# マルサスの人口論を深く理解するための背景知識
18世紀後半のイギリス社会
マルサスが『人口論』を著した18世紀後半のイギリスは、まさに激動の時代でした。産業革命の開始により、社会構造、経済状況、そして人々の生活様式は大きく変化しつつありました。
**産業革命の影響**: 産業革命は、農業中心の社会から工業中心の社会への転換をもたらしました。蒸気機関などの発明により工場制機械工業が発展し、都市部への人口集中が加速しました。都市部では雇用機会が増加しましたが、同時に貧困、劣悪な住環境、衛生問題など、様々な社会問題も深刻化しました。
**啓蒙主義**: 18世紀のヨーロッパでは、理性と科学に基づいた社会改革を目指す啓蒙主義が広く普及していました。啓蒙思想家たちは、人間の理性によって社会を改善し、より幸福な社会を実現できると考えていました。マルサスも啓蒙主義の影響を受けており、社会問題の解決に関心を抱いていました。
当時の貧困問題に対する考え方
18世紀後半のイギリスでは、貧困が深刻な社会問題となっていました。貧困層の増加に対する対策として、救貧法が実施されていましたが、その効果については様々な議論がありました。
**救貧法**: 救貧法は、貧困者を救済するための法律で、エリザベス1世の時代に制定されました。救貧法では、貧困者は救貧院で生活するか、あるいは地域社会からの金銭的な援助を受けることができました。しかし、救貧法は貧困の根本的な解決にはならず、むしろ貧困層の増加を招いているという批判もありました。
**功利主義**: 18世紀後半には、功利主義という思想も台頭してきました。功利主義は、「最大多数の最大幸福」を追求することを主張する思想で、社会政策は、できるだけ多くの人々の幸福を増進するように設計されるべきだと考えました。マルサスは功利主義の影響も受けており、人口増加が社会全体の幸福を減少させるのではないかと懸念していました。
人口増加に対する当時の楽観論
マルサスが『人口論』を発表した当時、人口増加は社会にとって好ましいものと考える楽観的な見方が主流でした。
**ウィリアム・ゴドウィン**: ゴドウィンは、アナーキズムの先駆者として知られる思想家で、著書『政治的正義』の中で、人口増加は社会の発展に不可欠であると主張しました。彼は、理性と教育によって人間の道徳が向上し、人口増加に伴う問題も解決できると考えていました。
**コンドルセ**: コンドルセは、フランス革命期の政治家であり、啓蒙思想家でもありました。彼は、著書『人類精神進歩史表』の中で、科学技術の進歩と社会制度の改善によって、人口増加と食糧生産のバランスが保たれ、人類は無限の進歩を遂げることができると楽観的に予測しました。
マルサス以前の人口論
マルサス以前にも、人口増加とその影響について考察した学者はいました。
**リチャード・カンティロン**: カンティロンは、アイルランド出身の経済学者で、著書『商業の本質について』の中で、人口増加と食糧生産の関係について論じています。彼は、人口は幾何級数的に増加するのに対し、食糧生産は算術級数的にしか増加しないため、人口増加は食糧不足を引き起こす可能性があると指摘しました。

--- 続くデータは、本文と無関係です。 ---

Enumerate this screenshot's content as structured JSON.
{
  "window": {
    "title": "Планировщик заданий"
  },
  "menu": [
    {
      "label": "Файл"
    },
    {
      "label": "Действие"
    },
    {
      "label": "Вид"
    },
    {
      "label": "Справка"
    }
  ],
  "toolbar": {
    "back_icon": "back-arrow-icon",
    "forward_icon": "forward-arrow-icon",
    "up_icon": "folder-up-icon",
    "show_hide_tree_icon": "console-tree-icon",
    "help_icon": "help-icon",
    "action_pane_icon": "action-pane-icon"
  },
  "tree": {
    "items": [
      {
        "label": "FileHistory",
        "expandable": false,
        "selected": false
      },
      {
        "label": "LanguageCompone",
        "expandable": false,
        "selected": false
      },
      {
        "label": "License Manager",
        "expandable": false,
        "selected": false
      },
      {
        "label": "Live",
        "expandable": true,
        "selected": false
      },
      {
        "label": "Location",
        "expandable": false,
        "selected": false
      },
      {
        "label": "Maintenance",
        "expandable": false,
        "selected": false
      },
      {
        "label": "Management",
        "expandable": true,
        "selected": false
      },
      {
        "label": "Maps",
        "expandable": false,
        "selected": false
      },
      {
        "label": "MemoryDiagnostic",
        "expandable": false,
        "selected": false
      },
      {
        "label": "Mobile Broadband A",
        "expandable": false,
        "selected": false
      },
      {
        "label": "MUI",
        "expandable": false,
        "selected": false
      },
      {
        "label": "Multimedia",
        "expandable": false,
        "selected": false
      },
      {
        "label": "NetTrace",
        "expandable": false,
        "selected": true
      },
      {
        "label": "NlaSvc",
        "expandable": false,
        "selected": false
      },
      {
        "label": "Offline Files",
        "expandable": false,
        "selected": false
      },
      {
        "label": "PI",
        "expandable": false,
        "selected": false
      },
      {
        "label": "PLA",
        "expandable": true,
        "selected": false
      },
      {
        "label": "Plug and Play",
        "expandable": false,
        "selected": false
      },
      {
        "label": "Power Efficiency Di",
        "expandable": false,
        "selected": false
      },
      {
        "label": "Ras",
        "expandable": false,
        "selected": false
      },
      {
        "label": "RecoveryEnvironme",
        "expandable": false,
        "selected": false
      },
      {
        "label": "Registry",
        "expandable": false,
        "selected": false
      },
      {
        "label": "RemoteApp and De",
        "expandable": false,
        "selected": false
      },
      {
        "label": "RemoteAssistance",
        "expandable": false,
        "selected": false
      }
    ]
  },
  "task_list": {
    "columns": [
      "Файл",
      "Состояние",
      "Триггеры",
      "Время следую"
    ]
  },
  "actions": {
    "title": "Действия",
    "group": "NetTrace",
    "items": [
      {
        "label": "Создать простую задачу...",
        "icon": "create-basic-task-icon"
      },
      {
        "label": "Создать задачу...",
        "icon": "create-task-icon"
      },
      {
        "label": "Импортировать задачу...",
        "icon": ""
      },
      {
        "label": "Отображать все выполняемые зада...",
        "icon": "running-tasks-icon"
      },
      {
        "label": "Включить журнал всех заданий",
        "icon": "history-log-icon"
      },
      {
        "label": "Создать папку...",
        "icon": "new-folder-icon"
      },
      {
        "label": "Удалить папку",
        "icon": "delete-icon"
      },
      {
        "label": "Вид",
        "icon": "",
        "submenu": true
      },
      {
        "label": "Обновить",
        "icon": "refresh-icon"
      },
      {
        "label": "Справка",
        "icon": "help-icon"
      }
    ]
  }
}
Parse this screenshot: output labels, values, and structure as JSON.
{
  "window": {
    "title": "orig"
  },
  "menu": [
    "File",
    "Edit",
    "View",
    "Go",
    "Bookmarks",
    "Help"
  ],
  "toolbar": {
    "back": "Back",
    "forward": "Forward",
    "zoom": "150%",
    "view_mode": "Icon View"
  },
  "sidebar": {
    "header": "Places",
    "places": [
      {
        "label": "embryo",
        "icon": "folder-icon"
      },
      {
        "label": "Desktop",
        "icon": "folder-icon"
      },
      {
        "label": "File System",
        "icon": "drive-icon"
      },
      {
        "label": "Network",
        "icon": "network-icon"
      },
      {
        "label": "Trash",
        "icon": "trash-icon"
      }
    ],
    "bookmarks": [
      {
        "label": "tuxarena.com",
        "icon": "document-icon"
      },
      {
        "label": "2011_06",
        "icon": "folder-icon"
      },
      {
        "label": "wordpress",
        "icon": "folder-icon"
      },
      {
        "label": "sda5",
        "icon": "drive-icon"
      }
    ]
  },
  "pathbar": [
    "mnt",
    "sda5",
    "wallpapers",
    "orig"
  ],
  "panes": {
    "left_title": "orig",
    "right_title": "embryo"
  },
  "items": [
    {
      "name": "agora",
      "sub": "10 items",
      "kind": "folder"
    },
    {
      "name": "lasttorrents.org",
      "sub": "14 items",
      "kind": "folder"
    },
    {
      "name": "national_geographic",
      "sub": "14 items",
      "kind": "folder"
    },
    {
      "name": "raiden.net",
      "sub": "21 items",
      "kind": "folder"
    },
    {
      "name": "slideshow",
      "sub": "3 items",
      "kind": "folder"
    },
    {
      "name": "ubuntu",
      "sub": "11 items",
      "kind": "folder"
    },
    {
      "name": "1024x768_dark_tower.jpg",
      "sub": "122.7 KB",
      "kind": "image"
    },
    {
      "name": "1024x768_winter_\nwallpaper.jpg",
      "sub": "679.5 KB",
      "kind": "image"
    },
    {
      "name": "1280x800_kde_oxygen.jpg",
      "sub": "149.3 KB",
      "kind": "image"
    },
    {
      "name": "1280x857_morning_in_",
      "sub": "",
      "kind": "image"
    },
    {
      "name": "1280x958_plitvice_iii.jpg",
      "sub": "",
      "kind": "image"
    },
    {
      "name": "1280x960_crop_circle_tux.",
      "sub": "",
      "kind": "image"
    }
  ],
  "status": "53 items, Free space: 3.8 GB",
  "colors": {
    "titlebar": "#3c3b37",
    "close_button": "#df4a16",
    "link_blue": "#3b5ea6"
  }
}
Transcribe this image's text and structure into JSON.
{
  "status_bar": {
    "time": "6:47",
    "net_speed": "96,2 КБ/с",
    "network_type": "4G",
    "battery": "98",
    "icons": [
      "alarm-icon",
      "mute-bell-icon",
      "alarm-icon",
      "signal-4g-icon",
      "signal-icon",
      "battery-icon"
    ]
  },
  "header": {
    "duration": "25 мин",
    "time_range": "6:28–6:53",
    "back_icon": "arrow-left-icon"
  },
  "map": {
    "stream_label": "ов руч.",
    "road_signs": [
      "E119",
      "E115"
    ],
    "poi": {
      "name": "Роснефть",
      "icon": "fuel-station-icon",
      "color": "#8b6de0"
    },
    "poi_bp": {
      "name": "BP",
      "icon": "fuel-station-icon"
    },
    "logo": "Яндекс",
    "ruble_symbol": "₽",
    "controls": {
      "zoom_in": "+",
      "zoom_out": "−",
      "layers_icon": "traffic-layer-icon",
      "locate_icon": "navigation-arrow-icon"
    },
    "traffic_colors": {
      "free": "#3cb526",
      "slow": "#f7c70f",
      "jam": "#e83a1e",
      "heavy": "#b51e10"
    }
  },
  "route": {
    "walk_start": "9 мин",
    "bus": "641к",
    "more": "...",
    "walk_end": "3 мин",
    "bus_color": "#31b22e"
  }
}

**デイヴィッド・ヒューム**: ヒュームは、スコットランド出身の哲学者で、歴史家でもありました。彼は、人口増加は経済発展を促進する一方で、資源の枯渇や環境問題を引き起こす可能性があると指摘しました。
マルサスは、これらの先行研究を踏まえつつ、独自の視点から人口問題を分析し、『人口論』を著しました。彼の思想は、その後の社会思想や経済学に大きな影響を与えることになります。
まとめ
マルサスの人口論を深く理解するためには、18世紀後半のイギリス社会の状況、当時の貧困問題に対する考え方、人口増加に対する楽観論、そしてマルサス以前の人口論といった背景知識を理解することが重要です。これらの背景知識を踏まえることで、『人口論』の内容をより深く理解し、マルサスの主張の意義や限界を適切に評価することができます。